Gippsland asparagus has substantial export markets in Hong Kong, Singapore and Japan. With more than 80% of exports from Victoria sold on the Japanese market. Long considered a delicacy, in the past asparagus was as prized as highly as oysters or truffles. The ancient Romans were nuts for the stuff, there are notable quotes devoted to this member of the lily family, and they believed that asparagus was a potent aphrodisiac. As asparagus rises out of the ground around 1 cm per hour on a warm day, it’s not difficult to guess why the Romans thought it’d provide them with extra sexual vigour.
Asparagus is notoriously difficult to pair with wine, as it contains methyl mercaptan, which can give the wine a metallic taste. Instead, the best accompaniments for your asparagus are butter, Parmesan, hollandaise sauce, eggs or bacon – no wonder it’s on so many breakfast menus!

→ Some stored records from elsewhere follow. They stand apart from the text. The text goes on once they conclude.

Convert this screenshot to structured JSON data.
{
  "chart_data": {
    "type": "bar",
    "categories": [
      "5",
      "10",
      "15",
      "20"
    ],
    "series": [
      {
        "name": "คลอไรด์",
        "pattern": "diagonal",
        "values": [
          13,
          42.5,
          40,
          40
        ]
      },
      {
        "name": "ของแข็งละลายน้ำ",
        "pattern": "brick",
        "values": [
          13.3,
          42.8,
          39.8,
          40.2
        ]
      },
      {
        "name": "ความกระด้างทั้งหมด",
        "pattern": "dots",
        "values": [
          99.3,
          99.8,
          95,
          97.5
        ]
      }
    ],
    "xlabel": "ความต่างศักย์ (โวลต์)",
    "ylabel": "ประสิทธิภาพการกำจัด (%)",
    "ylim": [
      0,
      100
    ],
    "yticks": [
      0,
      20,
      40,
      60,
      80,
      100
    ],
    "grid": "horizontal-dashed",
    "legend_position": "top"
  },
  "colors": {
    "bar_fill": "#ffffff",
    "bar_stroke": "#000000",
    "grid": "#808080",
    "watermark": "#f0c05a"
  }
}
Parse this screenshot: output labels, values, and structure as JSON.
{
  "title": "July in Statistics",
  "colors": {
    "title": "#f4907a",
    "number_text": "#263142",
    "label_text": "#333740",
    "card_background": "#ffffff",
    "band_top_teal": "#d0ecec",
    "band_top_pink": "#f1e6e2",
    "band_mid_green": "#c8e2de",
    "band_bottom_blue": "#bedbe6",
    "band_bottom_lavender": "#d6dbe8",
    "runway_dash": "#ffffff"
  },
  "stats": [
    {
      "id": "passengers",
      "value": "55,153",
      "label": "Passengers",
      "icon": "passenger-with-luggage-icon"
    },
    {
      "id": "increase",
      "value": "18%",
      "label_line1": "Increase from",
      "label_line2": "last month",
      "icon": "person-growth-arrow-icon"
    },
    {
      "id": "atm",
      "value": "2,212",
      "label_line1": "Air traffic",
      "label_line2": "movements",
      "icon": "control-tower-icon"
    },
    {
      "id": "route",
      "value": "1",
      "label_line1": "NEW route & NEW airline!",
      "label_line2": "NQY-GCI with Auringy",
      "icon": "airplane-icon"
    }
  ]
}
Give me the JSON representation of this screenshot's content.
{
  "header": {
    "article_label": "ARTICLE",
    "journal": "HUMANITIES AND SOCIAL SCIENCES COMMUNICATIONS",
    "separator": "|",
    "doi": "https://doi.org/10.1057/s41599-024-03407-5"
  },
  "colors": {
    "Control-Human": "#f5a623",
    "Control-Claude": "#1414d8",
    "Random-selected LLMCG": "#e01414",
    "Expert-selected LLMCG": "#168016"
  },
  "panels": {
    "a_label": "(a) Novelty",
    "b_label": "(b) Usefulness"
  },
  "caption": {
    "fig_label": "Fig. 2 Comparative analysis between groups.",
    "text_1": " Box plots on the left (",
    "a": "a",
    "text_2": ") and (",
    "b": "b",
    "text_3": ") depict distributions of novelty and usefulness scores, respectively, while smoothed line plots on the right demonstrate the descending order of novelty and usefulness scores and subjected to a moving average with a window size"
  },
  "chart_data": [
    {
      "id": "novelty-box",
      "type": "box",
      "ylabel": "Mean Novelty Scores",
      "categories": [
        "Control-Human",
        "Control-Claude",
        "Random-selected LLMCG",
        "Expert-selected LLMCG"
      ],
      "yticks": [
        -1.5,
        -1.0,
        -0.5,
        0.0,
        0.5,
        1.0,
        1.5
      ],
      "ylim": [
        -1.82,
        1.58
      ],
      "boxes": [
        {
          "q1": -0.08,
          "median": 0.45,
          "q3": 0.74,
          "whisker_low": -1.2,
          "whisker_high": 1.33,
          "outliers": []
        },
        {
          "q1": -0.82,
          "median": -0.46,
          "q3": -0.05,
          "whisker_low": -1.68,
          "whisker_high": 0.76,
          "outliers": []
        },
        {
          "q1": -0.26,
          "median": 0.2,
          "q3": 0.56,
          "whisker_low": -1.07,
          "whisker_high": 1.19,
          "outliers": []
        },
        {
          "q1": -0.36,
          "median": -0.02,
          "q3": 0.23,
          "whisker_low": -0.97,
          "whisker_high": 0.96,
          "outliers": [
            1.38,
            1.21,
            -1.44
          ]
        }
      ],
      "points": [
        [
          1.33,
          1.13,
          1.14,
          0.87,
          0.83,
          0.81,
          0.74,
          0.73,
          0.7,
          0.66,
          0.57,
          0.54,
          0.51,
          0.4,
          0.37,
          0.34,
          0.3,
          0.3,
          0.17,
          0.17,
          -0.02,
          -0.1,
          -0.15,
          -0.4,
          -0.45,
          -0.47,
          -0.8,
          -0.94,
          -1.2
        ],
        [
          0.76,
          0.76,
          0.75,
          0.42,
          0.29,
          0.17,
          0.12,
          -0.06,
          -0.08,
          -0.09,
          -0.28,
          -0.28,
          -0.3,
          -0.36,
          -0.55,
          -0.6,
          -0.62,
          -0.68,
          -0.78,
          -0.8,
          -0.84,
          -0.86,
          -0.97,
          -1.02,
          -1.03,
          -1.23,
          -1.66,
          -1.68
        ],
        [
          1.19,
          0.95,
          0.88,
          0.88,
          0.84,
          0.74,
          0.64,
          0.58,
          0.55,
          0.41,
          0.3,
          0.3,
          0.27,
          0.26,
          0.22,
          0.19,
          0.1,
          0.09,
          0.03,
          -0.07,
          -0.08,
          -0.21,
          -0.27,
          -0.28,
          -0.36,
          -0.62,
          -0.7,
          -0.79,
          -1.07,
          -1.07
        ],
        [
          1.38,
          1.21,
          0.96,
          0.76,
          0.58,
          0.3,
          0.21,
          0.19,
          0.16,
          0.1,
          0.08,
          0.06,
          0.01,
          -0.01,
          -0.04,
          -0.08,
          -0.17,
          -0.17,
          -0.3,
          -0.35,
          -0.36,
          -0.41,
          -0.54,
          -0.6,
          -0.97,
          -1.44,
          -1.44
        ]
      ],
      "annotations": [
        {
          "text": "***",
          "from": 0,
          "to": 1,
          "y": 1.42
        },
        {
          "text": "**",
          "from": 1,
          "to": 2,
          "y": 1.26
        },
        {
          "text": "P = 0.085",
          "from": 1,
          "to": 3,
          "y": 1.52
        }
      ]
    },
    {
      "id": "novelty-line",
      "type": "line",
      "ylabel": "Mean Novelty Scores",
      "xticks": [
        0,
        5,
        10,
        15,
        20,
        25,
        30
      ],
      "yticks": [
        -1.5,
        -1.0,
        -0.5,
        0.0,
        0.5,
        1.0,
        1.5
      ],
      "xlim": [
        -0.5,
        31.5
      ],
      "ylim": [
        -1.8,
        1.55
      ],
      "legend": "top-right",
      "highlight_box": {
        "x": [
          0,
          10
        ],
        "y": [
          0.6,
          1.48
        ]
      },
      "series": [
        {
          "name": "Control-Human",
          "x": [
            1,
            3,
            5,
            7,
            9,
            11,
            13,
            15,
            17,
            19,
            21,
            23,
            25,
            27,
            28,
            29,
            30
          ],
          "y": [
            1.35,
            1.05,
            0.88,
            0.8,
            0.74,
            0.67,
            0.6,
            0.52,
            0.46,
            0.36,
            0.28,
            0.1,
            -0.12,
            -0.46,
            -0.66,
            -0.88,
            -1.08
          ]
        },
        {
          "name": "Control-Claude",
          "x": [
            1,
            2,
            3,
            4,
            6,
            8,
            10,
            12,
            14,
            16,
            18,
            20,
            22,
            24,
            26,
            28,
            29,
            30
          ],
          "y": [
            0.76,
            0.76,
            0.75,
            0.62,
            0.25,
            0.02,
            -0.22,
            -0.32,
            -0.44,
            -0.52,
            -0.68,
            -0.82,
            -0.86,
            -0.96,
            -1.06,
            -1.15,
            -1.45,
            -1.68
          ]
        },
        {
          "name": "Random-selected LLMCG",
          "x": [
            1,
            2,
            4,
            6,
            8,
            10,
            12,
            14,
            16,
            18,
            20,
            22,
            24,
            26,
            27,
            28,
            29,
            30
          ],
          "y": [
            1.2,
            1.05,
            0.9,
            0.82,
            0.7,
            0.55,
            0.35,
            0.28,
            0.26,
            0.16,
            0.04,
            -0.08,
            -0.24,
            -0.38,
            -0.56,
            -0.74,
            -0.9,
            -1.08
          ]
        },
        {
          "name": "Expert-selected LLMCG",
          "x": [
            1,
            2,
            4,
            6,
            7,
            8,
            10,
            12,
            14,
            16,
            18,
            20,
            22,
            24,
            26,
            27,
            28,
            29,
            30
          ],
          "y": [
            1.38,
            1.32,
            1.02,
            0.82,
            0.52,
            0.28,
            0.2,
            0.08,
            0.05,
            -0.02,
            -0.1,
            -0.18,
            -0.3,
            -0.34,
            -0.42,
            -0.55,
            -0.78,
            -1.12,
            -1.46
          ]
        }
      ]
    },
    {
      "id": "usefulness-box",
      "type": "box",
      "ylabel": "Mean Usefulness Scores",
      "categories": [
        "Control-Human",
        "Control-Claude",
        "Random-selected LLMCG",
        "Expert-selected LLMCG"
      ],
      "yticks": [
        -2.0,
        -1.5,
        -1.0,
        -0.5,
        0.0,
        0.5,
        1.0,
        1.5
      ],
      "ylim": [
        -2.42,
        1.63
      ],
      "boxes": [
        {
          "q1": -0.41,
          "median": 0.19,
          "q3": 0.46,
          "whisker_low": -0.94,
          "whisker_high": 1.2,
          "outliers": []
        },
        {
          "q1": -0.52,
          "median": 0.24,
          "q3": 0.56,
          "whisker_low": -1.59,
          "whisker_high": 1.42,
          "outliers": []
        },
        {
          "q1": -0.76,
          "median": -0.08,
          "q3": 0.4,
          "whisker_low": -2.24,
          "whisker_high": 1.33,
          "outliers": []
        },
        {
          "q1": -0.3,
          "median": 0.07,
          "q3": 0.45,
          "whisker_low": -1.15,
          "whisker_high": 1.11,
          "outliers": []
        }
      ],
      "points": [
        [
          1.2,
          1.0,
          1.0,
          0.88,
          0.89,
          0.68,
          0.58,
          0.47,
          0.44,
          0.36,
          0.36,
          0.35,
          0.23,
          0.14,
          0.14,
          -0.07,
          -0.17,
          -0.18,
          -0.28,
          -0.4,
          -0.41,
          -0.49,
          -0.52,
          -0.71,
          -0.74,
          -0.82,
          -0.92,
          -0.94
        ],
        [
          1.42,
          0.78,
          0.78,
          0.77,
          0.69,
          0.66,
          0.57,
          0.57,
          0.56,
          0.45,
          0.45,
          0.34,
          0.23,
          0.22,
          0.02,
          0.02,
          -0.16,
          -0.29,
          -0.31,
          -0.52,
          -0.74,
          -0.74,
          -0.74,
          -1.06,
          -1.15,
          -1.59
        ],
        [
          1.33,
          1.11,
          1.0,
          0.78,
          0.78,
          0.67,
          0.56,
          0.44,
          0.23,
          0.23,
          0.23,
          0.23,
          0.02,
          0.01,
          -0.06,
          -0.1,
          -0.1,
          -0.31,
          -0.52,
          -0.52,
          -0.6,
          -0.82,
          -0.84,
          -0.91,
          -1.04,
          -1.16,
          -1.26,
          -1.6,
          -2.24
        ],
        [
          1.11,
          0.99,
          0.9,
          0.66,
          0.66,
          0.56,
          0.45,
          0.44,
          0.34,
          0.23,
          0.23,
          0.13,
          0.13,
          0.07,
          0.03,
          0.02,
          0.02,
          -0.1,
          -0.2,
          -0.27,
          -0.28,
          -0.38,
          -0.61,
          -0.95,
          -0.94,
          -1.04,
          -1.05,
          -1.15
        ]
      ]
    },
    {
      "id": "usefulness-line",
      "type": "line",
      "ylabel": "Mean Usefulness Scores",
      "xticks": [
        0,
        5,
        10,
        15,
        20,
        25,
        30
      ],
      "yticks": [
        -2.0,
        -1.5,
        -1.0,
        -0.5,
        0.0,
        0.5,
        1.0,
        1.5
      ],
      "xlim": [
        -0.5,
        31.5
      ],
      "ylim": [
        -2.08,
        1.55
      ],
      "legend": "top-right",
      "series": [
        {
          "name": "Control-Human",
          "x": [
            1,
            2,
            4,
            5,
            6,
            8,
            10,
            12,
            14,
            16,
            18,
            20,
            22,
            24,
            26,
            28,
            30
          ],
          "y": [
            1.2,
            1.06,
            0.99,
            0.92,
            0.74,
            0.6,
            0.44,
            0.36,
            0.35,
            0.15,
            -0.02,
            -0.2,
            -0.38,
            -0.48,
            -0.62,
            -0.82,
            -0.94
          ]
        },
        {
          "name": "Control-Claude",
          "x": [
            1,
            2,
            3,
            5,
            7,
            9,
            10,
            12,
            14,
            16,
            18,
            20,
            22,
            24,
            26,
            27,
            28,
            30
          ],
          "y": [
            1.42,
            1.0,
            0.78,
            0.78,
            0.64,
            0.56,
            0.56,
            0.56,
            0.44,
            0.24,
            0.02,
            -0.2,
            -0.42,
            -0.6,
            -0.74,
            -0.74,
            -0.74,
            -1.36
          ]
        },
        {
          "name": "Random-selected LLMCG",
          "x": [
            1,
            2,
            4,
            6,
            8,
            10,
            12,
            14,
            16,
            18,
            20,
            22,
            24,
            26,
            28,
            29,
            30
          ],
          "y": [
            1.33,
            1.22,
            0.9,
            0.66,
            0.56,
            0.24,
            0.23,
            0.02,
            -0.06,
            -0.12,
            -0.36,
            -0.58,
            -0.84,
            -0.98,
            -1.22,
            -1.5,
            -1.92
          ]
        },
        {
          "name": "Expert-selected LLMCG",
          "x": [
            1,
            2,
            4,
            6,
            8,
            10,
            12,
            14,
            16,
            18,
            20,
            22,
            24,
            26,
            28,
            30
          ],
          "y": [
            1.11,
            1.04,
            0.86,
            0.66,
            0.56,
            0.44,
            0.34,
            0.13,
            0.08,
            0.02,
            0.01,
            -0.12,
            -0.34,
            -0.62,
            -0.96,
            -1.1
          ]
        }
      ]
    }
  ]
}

Known for being the most expensive spice on the market, one kilogram of saffron is roughly equal in value to one gram of gold. The catch? It takes 230,000 of these flowers to yield that kilo.
Phyll Tierney from Mirboo has managed to produce saffron of such high quality that top restaurants in Melbourne are saying it’s twice as potent as anything they’ve imported. Growing saffron locally is an impressive achievement considering it originates in Southwest Asia. Growing it to be some of the best available – even more so.
Saffron has been noted to have a hay-like or grassy fragrance by some and a sweet honey aroma to others. Its uses extend to dying fabric, adding character to perfumes, and inclusion in multiple herbal remedies dating back millennia.
It’s easy to take our home for granted. We’re constantly bombarded with stories of exotic towns in Europe, cruises in the Pacific, and tours in Asia that we often disregard the experiences to be had right here.
I can’t count the number of times I’ve told Melbournites I’m from Gippsland just to hear, ‘It’s quite nice down there’.
Sure, it’s not bustling with the kind of culture you’d find in the city, but that’s one of its appeals. The peace, the landscapes, the people, and let’s not forget—the food!